Leo, the mayor of La Joya, a city of a few thousand near McAllen, is counting on the notion that in the Rio Grande Valley—where Hispanic support will be critical for Clinton to offset the pro-Obama black votes in cities like Dallas and Houston—loyalty trumps momentum.
“We’ll certainly embrace Hillary Clinton and call her the closest thing we have to a Hispanic,” says Leo, who has also called her husband “the closest thing we’ve ever had to a Hispanic president.”
“We’ve always maintained: You always go with the experience,” Leo adds, paraphrasing a Spanish saying that warns against trusting an unknown leader.
Still, Leo, a kinetic, talkative man who’s a major political power broker in the region, worries that some Clinton organizers are squandering South Texas’ goodwill. Two of the region’s superdelegates, both U.S. representatives, are campaigning for Clinton, and the majority of local officials have endorsed her, too. But the campaign hasn’t tapped enough local politicians to help stump, failing to recognize how much power they wield in the region, Leo says.

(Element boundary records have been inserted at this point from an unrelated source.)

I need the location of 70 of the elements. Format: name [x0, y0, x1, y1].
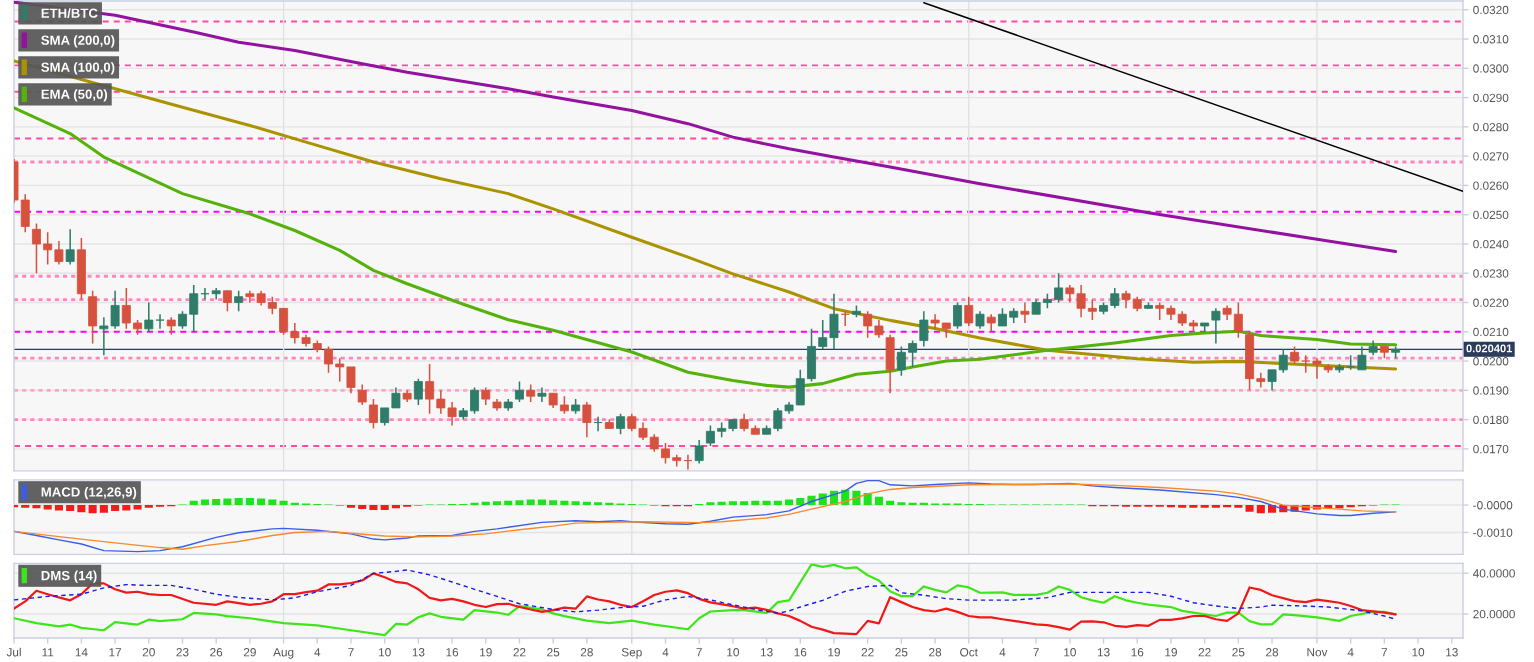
x-tick-label: 22: [1198, 648, 1211, 657]
x-tick-label: 17: [109, 648, 122, 657]
x-tick-label: 16: [1131, 648, 1144, 657]
x-tick-label: 4: [662, 648, 669, 657]
y-tick-label: -0.0010: [1473, 528, 1513, 537]
x-tick-label: Aug: [273, 648, 294, 659]
y-tick-label: 0.0280: [1473, 122, 1509, 132]
legend-label: SMA (100,0): [41, 62, 115, 75]
y-tick-label: 0.0320: [1473, 5, 1509, 15]
x-tick-label: Jul: [6, 647, 21, 657]
x-tick-label: 13: [1097, 648, 1110, 657]
y-tick-label: 0.0250: [1473, 210, 1509, 220]
y-tick-label: 0.0170: [1473, 444, 1509, 454]
y-tick-label: 0.0200: [1473, 357, 1509, 366]
x-tick-label: 22: [513, 648, 526, 657]
legend-label: EMA (50,0): [41, 89, 108, 102]
x-tick-label: 10: [727, 648, 739, 657]
x-tick-label: Oct: [960, 648, 978, 657]
x-tick-label: 4: [1347, 648, 1354, 657]
y-tick-label: 0.0270: [1473, 152, 1509, 161]
y-tick-label: 0.0220: [1473, 298, 1509, 307]
x-tick-label: 14: [75, 648, 88, 657]
y-tick-label: 0.0310: [1473, 35, 1509, 44]
x-tick-label: 7: [1381, 648, 1388, 657]
y-tick-label: 0.0230: [1473, 269, 1509, 278]
x-tick-label: 20: [142, 648, 155, 657]
x-tick-label: 7: [1033, 648, 1039, 657]
x-tick-label: 23: [176, 648, 189, 657]
x-tick-label: 10: [1412, 648, 1425, 657]
x-tick-label: 19: [828, 648, 840, 657]
y-tick-label: 40.0000: [1472, 569, 1515, 578]
y-tick-label: -0.0000: [1473, 501, 1513, 510]
x-tick-label: 16: [794, 648, 807, 657]
x-tick-label: 22: [861, 648, 874, 657]
x-tick-label: 16: [446, 648, 459, 657]
x-tick-label: 4: [314, 648, 321, 657]
y-tick-label: 0.0260: [1473, 181, 1509, 190]
x-tick-label: 10: [379, 648, 391, 657]
legend-label: SMA (200,0): [41, 35, 115, 48]
x-tick-label: 28: [929, 648, 942, 657]
x-tick-label: 13: [1446, 648, 1458, 657]
x-tick-label: 7: [348, 648, 354, 657]
x-tick-label: 11: [42, 648, 54, 657]
x-tick-label: 4: [999, 648, 1006, 657]
legend-label: MACD (12,26,9): [41, 486, 137, 500]
x-tick-label: Sep: [621, 648, 642, 659]
legend-label: DMS (14): [41, 570, 97, 583]
x-tick-label: 26: [210, 648, 223, 657]
x-tick-label: 25: [547, 648, 560, 657]
x-tick-label: 13: [760, 648, 773, 657]
x-tick-label: 19: [480, 648, 492, 657]
x-tick-label: 19: [1165, 648, 1177, 657]
x-tick-label: 29: [243, 648, 256, 657]
x-tick-label: 7: [696, 648, 702, 657]
y-tick-label: 0.0290: [1473, 93, 1509, 102]
x-tick-label: Nov: [1307, 648, 1328, 657]
x-tick-label: 10: [1064, 648, 1076, 657]
y-tick-label: 20.0000: [1473, 609, 1515, 619]
y-tick-label: 0.0240: [1473, 240, 1509, 249]
x-tick-label: 25: [1232, 648, 1245, 657]
x-tick-label: 28: [1266, 648, 1279, 657]
ref-line-label: 0.020401: [1466, 344, 1513, 353]
y-tick-label: 0.0180: [1473, 415, 1509, 425]
x-tick-label: 25: [895, 648, 908, 657]
legend-label: ETH/BTC: [41, 8, 98, 18]
y-tick-label: 0.0300: [1473, 64, 1509, 73]
y-tick-label: 0.0190: [1473, 386, 1509, 395]
x-tick-label: 28: [580, 648, 593, 657]
y-tick-label: 0.0210: [1473, 327, 1509, 337]
x-tick-label: 13: [412, 648, 425, 657]
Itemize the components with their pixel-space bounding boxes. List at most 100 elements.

Leo was upset to see Clinton’s campaign pass up William J. Clinton Elementary, which Leo helped name, as a rally site—and then fail to fill the stands at a big sports arena instead.
“The leadership here is piss-poor, pathetic, not organized,” Leo said of Clinton’s out-of-town event organizers. The staff in charge of recruiting delegates for the county conventions are better, he adds.
He’s not worried about Hillary Clinton’s latent support, estimating that more than 70 percent of Rio Grande Valley Democrats would choose her over Obama. But in Texas, where some delegates are awarded based on turnout, getting enough people to the polls will be key. This is where Leo feels the Clinton effort is lacking.
“They’re kicking our butt in organization,” Leo said of the local Obama campaign.
Still, he says, “Obama magic is not as strong like it is in other areas. He’s already given it his best shot.”
As for “Yes We Can,” the English version of the campaign slogan Obama borrowed from Cesar Chavez and the United Farm Workers, Leo says local Hispanics, many of whom were involved in the movement in the 1960s, just laugh it off.
“Wait a minute, where did this guy come from?” Leo joked. “Si se puede?”
He concedes a few South Texas Hispanics may distrust Obama because of a political rivalry that has often played out in that part of the country between blacks and Hispanics. But he predicted that if Clinton isn’t the nominee, most local Hispanics will nonetheless rally to the Obama banner.
“We’re good Democrats,” he says. “Obama is better than McCain!”